Put in the most benign way, the new race-based plans are designed to achieve educational and social benefits of "exposing youngsters to those of different races," in Judge Boudin's phrase. That is a precise echo of some of the Supreme Court's sentiments in ending official school segregation in 1954 in Brown v. Board of Education, and thus gives such plans their most positive cultural character.

But, to opponents of such plans, they are nothing but "racial balancing" that sends "the wrong message to our children -- that racial discrimination is more important than individual rights and liberties in today's society," as the Pacific Legal Foundation's Sharon L. Browne has put the matter.

Part of the cloud of doubt surrounding the new cases is that there is little in O'Connor's Grutter opinion that suggests definitively how she or her voting colleagues would have viewed the same constitutional question in the K-12 context. The lower courts that have applied it to elementary and secondary schools find in that ruling a set of principles flowing out of the notion that racial diversity is a positive value, at whatever level of public education it might be pursued. The difficulty for them -- and this is likely to be true, too, for the Supreme Court -- is in determining whether the details of a particular plan make the means of achieving that goal valid.

But, perhaps before getting to those crucial details, the Court may have to confront directly the core claim of opponents of those plans: that race cannot be used at all in public school student assignment, unless it is "remedial" -- that is, correcting for identifiable, continuing discrimination against identifiable students. And that could force the Court to answer a simple but profound question: is the achievement of racial diversity itself in any way "remedial", and, if it is, what evils does it remedy?

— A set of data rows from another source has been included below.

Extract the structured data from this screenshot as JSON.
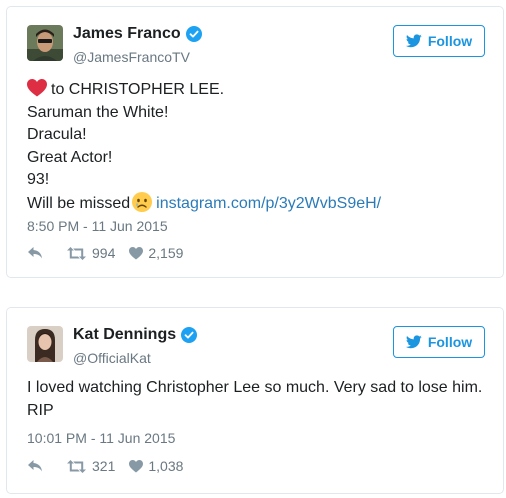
{
  "tweets": [
    {
      "author": {
        "name": "James Franco",
        "handle": "@JamesFrancoTV"
      },
      "follow_label": "Follow",
      "text": {
        "line1": "to CHRISTOPHER LEE.",
        "line2": "Saruman the White!",
        "line3": "Dracula!",
        "line4": "Great Actor!",
        "line5": "93!",
        "line6": "Will be missed",
        "link": "instagram.com/p/3y2WvbS9eH/"
      },
      "timestamp": "8:50 PM - 11 Jun 2015",
      "retweets": "994",
      "likes": "2,159"
    },
    {
      "author": {
        "name": "Kat Dennings",
        "handle": "@OfficialKat"
      },
      "follow_label": "Follow",
      "text": {
        "line1": "I loved watching Christopher Lee so much. Very sad to lose him.",
        "line2": "RIP"
      },
      "timestamp": "10:01 PM - 11 Jun 2015",
      "retweets": "321",
      "likes": "1,038"
    }
  ],
  "colors": {
    "accent": "#1b95e0",
    "link": "#2b7bb9",
    "meta": "#697882",
    "border": "#e1e8ed",
    "heart": "#e0245e"
  }
}
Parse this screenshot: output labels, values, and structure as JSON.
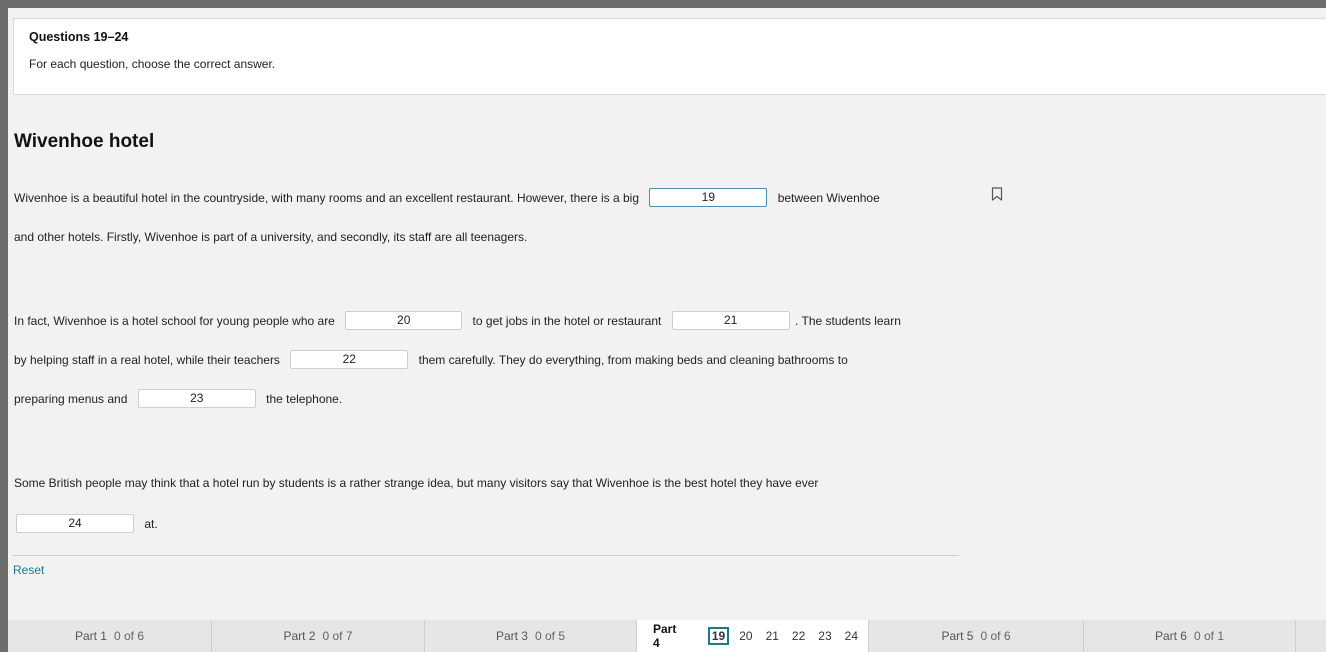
{
  "instructions": {
    "heading": "Questions 19–24",
    "text": "For each question, choose the correct answer."
  },
  "title": "Wivenhoe hotel",
  "passage": {
    "p1_line1_a": "Wivenhoe is a beautiful hotel in the countryside, with many rooms and an excellent restaurant. However, there is a big",
    "gap19": "19",
    "p1_line1_b": "between Wivenhoe",
    "p1_line2": "and other hotels. Firstly, Wivenhoe is part of a university, and secondly, its staff are all teenagers.",
    "p2_line1_a": "In fact, Wivenhoe is a hotel school for young people who are",
    "gap20": "20",
    "p2_line1_b": "to get jobs in the hotel or restaurant",
    "gap21": "21",
    "p2_line1_c": ". The students learn",
    "p2_line2_a": "by helping staff in a real hotel, while their teachers",
    "gap22": "22",
    "p2_line2_b": "them carefully. They do everything, from making beds and cleaning bathrooms to",
    "p2_line3_a": "preparing menus and",
    "gap23": "23",
    "p2_line3_b": "the telephone.",
    "p3_line1": "Some British people may think that a hotel run by students is a rather strange idea, but many visitors say that Wivenhoe is the best hotel they have ever",
    "gap24": "24",
    "p3_line2_b": "at."
  },
  "reset_label": "Reset",
  "icons": {
    "bookmark": "bookmark-icon"
  },
  "colors": {
    "accent": "#1b7a8a",
    "gap_active_border": "#4a8fb8"
  },
  "nav": {
    "parts": [
      {
        "name": "Part 1",
        "count": "0 of 6"
      },
      {
        "name": "Part 2",
        "count": "0 of 7"
      },
      {
        "name": "Part 3",
        "count": "0 of 5"
      },
      {
        "name": "Part 4",
        "questions": [
          "19",
          "20",
          "21",
          "22",
          "23",
          "24"
        ],
        "current": "19"
      },
      {
        "name": "Part 5",
        "count": "0 of 6"
      },
      {
        "name": "Part 6",
        "count": "0 of 1"
      }
    ]
  }
}
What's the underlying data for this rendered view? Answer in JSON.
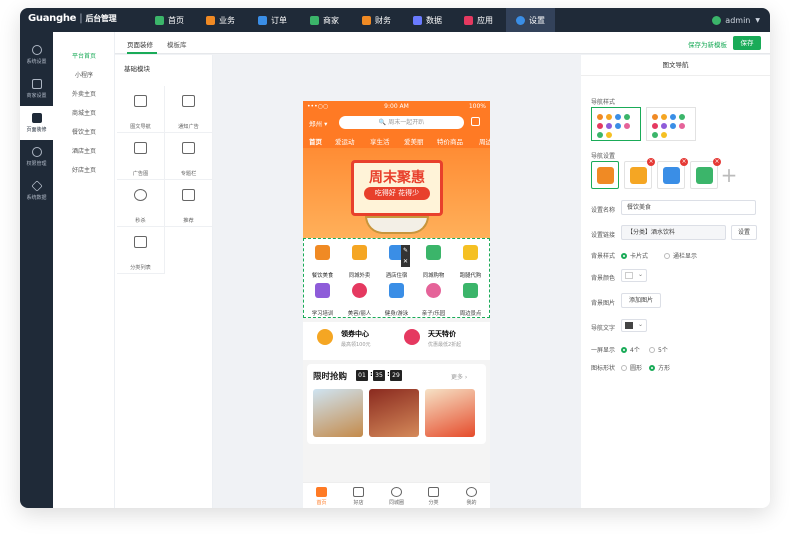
{
  "topbar": {
    "brand": "Guanghe",
    "brand_sub": "后台管理",
    "nav": [
      {
        "label": "首页",
        "icon": "home-icon",
        "color": "#3bb56a"
      },
      {
        "label": "业务",
        "icon": "grid-icon",
        "color": "#f08a24"
      },
      {
        "label": "订单",
        "icon": "order-icon",
        "color": "#3a8ee6"
      },
      {
        "label": "商家",
        "icon": "shop-icon",
        "color": "#3bb56a"
      },
      {
        "label": "财务",
        "icon": "wallet-icon",
        "color": "#f08a24"
      },
      {
        "label": "数据",
        "icon": "chart-icon",
        "color": "#6a7bff"
      },
      {
        "label": "应用",
        "icon": "cube-icon",
        "color": "#e53960"
      },
      {
        "label": "设置",
        "icon": "gear-icon",
        "color": "#3a8ee6"
      }
    ],
    "user": "admin"
  },
  "sidebar": [
    {
      "label": "系统设置",
      "icon": "settings-icon"
    },
    {
      "label": "商家设置",
      "icon": "store-icon"
    },
    {
      "label": "页面装修",
      "icon": "layout-icon"
    },
    {
      "label": "权限管理",
      "icon": "user-icon"
    },
    {
      "label": "系统数据",
      "icon": "database-icon"
    }
  ],
  "subnav": [
    "平台首页",
    "小程序",
    "外卖主页",
    "商城主页",
    "餐饮主页",
    "酒店主页",
    "好店主页"
  ],
  "tabs": [
    "页面装修",
    "模板库"
  ],
  "actions": {
    "save_template": "保存为新模板",
    "save": "保存"
  },
  "modules": {
    "title": "基础模块",
    "items": [
      {
        "label": "图文导航",
        "icon": "grid-nav-icon"
      },
      {
        "label": "通知广告",
        "icon": "megaphone-icon"
      },
      {
        "label": "广告图",
        "icon": "image-icon"
      },
      {
        "label": "专题栏",
        "icon": "layout-icon"
      },
      {
        "label": "秒杀",
        "icon": "alarm-icon"
      },
      {
        "label": "推荐",
        "icon": "thumbs-up-icon"
      },
      {
        "label": "分类列表",
        "icon": "list-icon"
      }
    ]
  },
  "phone": {
    "status": {
      "signal": "•••○○",
      "time": "9:00 AM",
      "battery": "100%"
    },
    "city": "郑州 ▾",
    "search_placeholder": "周末一起开趴",
    "categories": [
      "首页",
      "爱运动",
      "享生活",
      "爱美丽",
      "特价商品",
      "周边"
    ],
    "banner": {
      "title": "周末聚惠",
      "subtitle": "吃得好 花得少"
    },
    "icons": [
      {
        "label": "餐饮美食",
        "color": "#f08a24"
      },
      {
        "label": "同城外卖",
        "color": "#f5a623"
      },
      {
        "label": "酒店住宿",
        "color": "#3a8ee6"
      },
      {
        "label": "同城购物",
        "color": "#3bb56a"
      },
      {
        "label": "跑腿代购",
        "color": "#f5c023"
      },
      {
        "label": "学习培训",
        "color": "#8e5cd9"
      },
      {
        "label": "美容/丽人",
        "color": "#e53960"
      },
      {
        "label": "健身/游泳",
        "color": "#3a8ee6"
      },
      {
        "label": "亲子/乐园",
        "color": "#e56399"
      },
      {
        "label": "周边景点",
        "color": "#3bb56a"
      }
    ],
    "coupons": [
      {
        "title": "领券中心",
        "sub": "最高领100元"
      },
      {
        "title": "天天特价",
        "sub": "优惠最低2折起"
      }
    ],
    "flash": {
      "title": "限时抢购",
      "h": "01",
      "m": "35",
      "s": "29",
      "more": "更多 ›"
    },
    "tabbar": [
      "首页",
      "好店",
      "同城圈",
      "分类",
      "我的"
    ]
  },
  "props": {
    "title": "图文导航",
    "nav_style_label": "导航样式",
    "nav_settings_label": "导航设置",
    "name_label": "设置名称",
    "name_value": "餐饮美食",
    "link_label": "设置链接",
    "link_value": "【分类】酒水饮料",
    "link_btn": "设置",
    "bg_style_label": "背景样式",
    "bg_style_opts": [
      "卡片式",
      "通栏显示"
    ],
    "bg_color_label": "背景颜色",
    "bg_img_label": "背景图片",
    "bg_img_btn": "添加图片",
    "nav_text_label": "导航文字",
    "per_screen_label": "一屏显示",
    "per_screen_opts": [
      "4个",
      "5个"
    ],
    "shape_label": "图标形状",
    "shape_opts": [
      "圆形",
      "方形"
    ],
    "nav_text_color": "#444444",
    "accent": "#1aab58"
  }
}
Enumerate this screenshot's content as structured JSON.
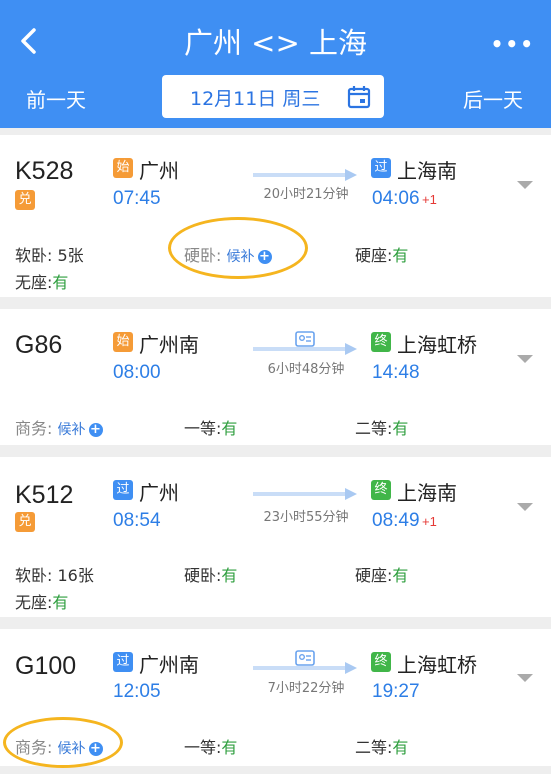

And from Michelle Adams of Concurring Opinions (a more positive take):

Both the 6th and 9th Circuits upheld these plans, applying the Grutter "student body diversity" rationale to the K-12 context. In this post, I want to focus on just one question: Justice Kennedy's role. While it is true that two new justices have joined the Court since Grutter, I think it highly likely that both Roberts and Alito will vote to strike these plans down (we can debate exactly how they will do this at a later date). I believe Kennedy's vote will be pivotal. While it is true that Kennedy dissented in Grutter, essentially arguing that the Law School's affirmative action plan was not narrowly tailored under the strict scrutiny test, I believe there may be a way to reach him here. But how? Enter Judge Kozinski.

In the 9th Circuit opinion, Judge Kozinski wrote an interesting concurrence. In it, he argued that a heightened form of "rational basis" review ought to apply to the case. His theory was that the Seattle plan wasn't really an "affirmative action" plan given that it concerned admission to K-12 education. According to Kozinski, it had none of the "defects" associated with other racial preference schemes because "there is no competition between the races, and no race is given a preference over another. That a student is denied the school of his choice may be disappointing, but it carries no racial stigma and says nothing at all about the individual's aptitude or ability." Thus, from Kozinski's perspective, strict scrutiny need not apply -- and instead a less
deferential form of rational basis review would do. Given Kennedy's position in Romer and Lawrence, will Kennedy be persuaded by Kozinski's argument? If so, it would allow him to uphold the plans and to distinguish his position in Grutter, where arguably, strict scrutiny had to apply.